Ферри не дает определения физических и социальных факторов преступности, примерное же перечисление тех и других обнаруживает отсутствие у него определенного выбранного наперед принципа классификации. Так в группу физических причин были отнесены им в первом издании упомянутой выше работы на ряду с климатом, природой, почвой и пр. также сельскохозяйственное производство (la produzione agricola), но в то же время la produzione industriale промышленное производство было занесено в рубрику социальных факторов. Позднее оба эти производства—сельскохозяйственное и промышленное — были отнесены автором в одну группу социальных факторов. Но и в настоящее время мы находим в классификации Ферри отнесение одних и тех же факторов одновременно и в разные группы: так, образование и воспитание занесены автором в число антропологических и социальных факторов. Определение Ферри антропологических факторов слишком широко (les facteurs anthropologiques inherants a la personne[6] и, дает ему возможность относить в этот же разряд несомненно такие не антропологические причины, как общественный класс преступника, его профессию и местожительство.
Примеру Ферри лишь обозначать категории причин, не давая их определения, последовали многие другие криминалисты, впавшие в такие же, как и он, ошибки. Они не всегда были между собою согласны и в вопросе об разнесении причин по тем или другим группам, но такое несогласие было неизбежным следствием отсутствия точного масштаба классификации: так образование, отнесенное Ферри в две категории антропологических и социальных причин, было зачислено большинством в разряд общественных факторов, некоторыми в число антропологических причин; алкоголизм, относящийся по Ферри к социальным факторам, был отнесен некоторыми к группе антропологических причин и т. д.

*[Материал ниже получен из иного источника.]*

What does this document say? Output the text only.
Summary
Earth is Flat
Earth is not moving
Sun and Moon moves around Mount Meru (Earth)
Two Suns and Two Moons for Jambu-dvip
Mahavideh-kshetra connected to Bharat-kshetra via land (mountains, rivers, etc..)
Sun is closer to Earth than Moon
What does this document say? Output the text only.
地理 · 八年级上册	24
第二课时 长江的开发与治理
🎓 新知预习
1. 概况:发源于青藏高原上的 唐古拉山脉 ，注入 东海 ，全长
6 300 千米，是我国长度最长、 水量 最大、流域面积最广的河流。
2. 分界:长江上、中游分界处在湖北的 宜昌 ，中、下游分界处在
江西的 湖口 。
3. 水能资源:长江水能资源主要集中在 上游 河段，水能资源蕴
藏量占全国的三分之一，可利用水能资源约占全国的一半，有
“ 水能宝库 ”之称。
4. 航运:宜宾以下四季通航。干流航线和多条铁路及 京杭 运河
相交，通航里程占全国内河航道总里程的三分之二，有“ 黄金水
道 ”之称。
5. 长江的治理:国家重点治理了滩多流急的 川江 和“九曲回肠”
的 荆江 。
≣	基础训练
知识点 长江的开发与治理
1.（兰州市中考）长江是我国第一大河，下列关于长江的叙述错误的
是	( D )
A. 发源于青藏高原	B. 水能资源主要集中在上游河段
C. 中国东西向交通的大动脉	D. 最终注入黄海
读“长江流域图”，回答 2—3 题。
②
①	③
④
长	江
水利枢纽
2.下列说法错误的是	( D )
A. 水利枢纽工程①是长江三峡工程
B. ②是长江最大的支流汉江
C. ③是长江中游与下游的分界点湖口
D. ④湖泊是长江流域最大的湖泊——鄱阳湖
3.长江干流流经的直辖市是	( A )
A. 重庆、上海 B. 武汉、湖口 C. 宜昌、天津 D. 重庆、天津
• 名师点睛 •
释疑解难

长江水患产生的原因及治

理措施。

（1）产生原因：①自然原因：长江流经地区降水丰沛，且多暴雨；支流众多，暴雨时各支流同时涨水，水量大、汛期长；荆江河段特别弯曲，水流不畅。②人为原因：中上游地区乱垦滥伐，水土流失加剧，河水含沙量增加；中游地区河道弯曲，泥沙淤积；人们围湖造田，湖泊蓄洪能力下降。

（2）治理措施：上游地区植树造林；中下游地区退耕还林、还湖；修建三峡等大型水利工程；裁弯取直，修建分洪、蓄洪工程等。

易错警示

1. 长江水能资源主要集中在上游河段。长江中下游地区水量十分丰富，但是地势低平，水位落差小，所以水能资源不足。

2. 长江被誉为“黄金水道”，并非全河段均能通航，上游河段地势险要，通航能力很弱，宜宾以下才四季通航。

Мы считаем необходимым, прежде чем изложить другие попытки классификации факторов преступности, дать определение каждой из трех намеченных Ферри категорий.
Какие факторы могут быть названы антропологическими? Определение антропологии должно считаться в настоящее время установившимся. Антропологией называется наука, имеющая предметом своего изучения человека.
«Слово антропология, говорит Topinard, обозначает науку о человеке или о людях и несомненно в нее может входить все, что касается человека. Ho y этого бесконечно широкого определения есть граница, рядом с теоретическим определением или вернее этимологическим, существует практическая необходимость в точном ограничении»... «В стремлении исследовать слишком много, антропология кончила бы тем, что ничего не исследовала бы: антропология для нас зоология человека—la Zoologie de l'homme. Антропология изучает человека с животной физической точки зрения. Она описывает его естественные разновидности, называемые расами, она его сравнивает с другими животными, определяет его место в классификации и пытается установить его происхождение и генеалогию. Если Quatrefages и Вrоса делают экскурсии в области социальную, психическую и физиологическую, то единственно с тем, чтобы отыскать его отличительный характер и достичь конечной цели: познание животного—la connaissance de l'animal»[7].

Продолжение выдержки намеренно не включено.